To Brokers, Dealers, Commercial Banks,
  Trust Companies And Other Nominees:
 
     Enclosed for your consideration is a Change in Control Notice and Offer to
Purchase, dated September 22, 1997 (as the same may be amended from time to
time, the "Offer to Purchase"), and form of Letter of Transmittal and
instructions thereto (the "Letter of Transmittal") relating to the offer (the
"Offer") by Box Energy Corporation (the "Company") to purchase for cash all of
the outstanding 8 1/4% Convertible Subordinated Notes due 2002 of the Company
(the "Notes") at 100% of the principal amount thereof, plus accrued interest
thereon through the date of payment.
 
     We are asking you to contact your clients for whom you hold Notes
registered in your name (or in the name of your nominee) and who, to your
knowledge, hold Notes registered in their own names. You will be reimbursed by
the Company for customary mailing and handling expenses incurred by you in
forwarding any of the enclosed materials to your clients. The Company will pay
all transfer taxes, if any, applicable to the tender of Notes, except as
otherwise provided in the Offer to Purchase and the Letter of Transmittal.
 
     Enclosed is a copy of each of the following documents for forwarding to
your clients:
 
          1. The Offer to Purchase.
 
          2. A Letter of Transmittal, including Guidelines for Certification of
     Taxpayer Identification Number on Substitute Form W-9, for your use in
     connection with the tender of Notes by record holders and for the
     information of your clients.
 
          3. A form of letter addressed "To Our Clients" that may be sent to
     your clients for whose accounts you hold Notes registered in your name or
     the name of your nominee, with space provided for obtaining the clients'
     instructions with regard to the Offer.
 
          4. A Notice of Guaranteed Delivery to be used to accept the Offer if
     certificates for Notes are not lost but not immediately available, or if
     the procedure for book-entry transfer cannot be completed on or prior to
     the Expiration Date.
 
     Your prompt action is requested.
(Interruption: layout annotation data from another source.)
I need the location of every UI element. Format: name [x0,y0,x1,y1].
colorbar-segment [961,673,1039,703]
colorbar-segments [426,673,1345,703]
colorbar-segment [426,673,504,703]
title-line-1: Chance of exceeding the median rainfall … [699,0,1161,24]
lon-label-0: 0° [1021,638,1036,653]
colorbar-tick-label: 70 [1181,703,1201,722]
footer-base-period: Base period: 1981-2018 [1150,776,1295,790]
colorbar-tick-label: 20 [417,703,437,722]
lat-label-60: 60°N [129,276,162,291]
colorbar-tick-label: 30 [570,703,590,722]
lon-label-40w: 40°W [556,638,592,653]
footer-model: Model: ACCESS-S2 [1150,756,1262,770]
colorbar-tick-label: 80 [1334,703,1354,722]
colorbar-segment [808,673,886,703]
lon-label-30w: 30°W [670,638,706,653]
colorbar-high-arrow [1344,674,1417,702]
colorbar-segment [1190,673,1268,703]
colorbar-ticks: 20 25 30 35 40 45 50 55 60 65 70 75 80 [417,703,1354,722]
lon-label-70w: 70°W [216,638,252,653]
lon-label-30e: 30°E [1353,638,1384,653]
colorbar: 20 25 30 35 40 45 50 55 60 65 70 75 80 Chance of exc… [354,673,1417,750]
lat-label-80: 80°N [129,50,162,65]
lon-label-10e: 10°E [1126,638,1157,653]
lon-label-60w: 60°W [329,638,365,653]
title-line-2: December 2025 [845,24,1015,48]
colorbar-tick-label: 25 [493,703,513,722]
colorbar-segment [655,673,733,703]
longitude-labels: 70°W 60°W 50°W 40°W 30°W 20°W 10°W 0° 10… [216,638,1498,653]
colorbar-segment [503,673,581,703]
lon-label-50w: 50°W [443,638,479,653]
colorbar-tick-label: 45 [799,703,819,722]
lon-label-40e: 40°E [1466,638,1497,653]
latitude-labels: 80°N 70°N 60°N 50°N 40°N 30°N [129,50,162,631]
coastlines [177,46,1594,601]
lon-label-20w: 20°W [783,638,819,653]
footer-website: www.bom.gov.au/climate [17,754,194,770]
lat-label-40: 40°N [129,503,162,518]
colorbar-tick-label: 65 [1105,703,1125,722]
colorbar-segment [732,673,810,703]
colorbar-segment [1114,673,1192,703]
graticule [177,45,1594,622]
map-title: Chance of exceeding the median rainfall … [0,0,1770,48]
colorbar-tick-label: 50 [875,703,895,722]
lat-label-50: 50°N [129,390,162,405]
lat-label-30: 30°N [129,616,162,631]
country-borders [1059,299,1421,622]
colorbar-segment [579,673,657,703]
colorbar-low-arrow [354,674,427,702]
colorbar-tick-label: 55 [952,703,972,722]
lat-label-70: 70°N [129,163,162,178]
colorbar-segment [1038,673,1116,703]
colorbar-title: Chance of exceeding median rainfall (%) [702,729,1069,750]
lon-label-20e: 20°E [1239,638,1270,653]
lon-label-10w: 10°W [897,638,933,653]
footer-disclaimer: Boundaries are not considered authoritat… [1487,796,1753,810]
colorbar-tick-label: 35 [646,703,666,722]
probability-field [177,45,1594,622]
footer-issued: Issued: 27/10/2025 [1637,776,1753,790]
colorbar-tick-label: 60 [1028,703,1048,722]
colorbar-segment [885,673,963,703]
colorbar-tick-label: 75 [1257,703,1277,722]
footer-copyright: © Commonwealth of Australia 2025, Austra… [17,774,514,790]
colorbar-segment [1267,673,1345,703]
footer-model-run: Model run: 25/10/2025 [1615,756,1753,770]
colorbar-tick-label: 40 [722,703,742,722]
Notes tendered pursuant to the Offer may
be validly withdrawn, subject to the procedures described in the Offer to
Purchase, at any time prior to the Expiration Date.
<PAGE>   2
 
     Please refer to "Procedures for Tendering Notes" in the Offer to Purchase
for a description of the procedures which must be followed to tender Notes in
the Offer.
 
     Additional copies of the enclosed materials may be obtained from the
Depositary at (800) 225-2398.
 
                                            Very truly yours,
 
                                            BOX ENERGY CORPORATION
 
     NOTHING HEREIN OR IN THE ENCLOSED DOCUMENTS SHALL CONSTITUTE YOU OR ANY
PERSON AS AN AGENT OF THE COMPANY, THE TRUSTEE, OR THE DEPOSITARY, OR AUTHORIZE
YOU OR ANY OTHER PERSON TO MAKE ANY STATEMENTS ON BEHALF OF ANY OF THEM WITH
RESPECT TO THE OFFER, EXCEPT FOR STATEMENTS EXPRESSLY MADE IN THE OFFER TO
PURCHASE OR THE LETTER OF TRANSMITTAL.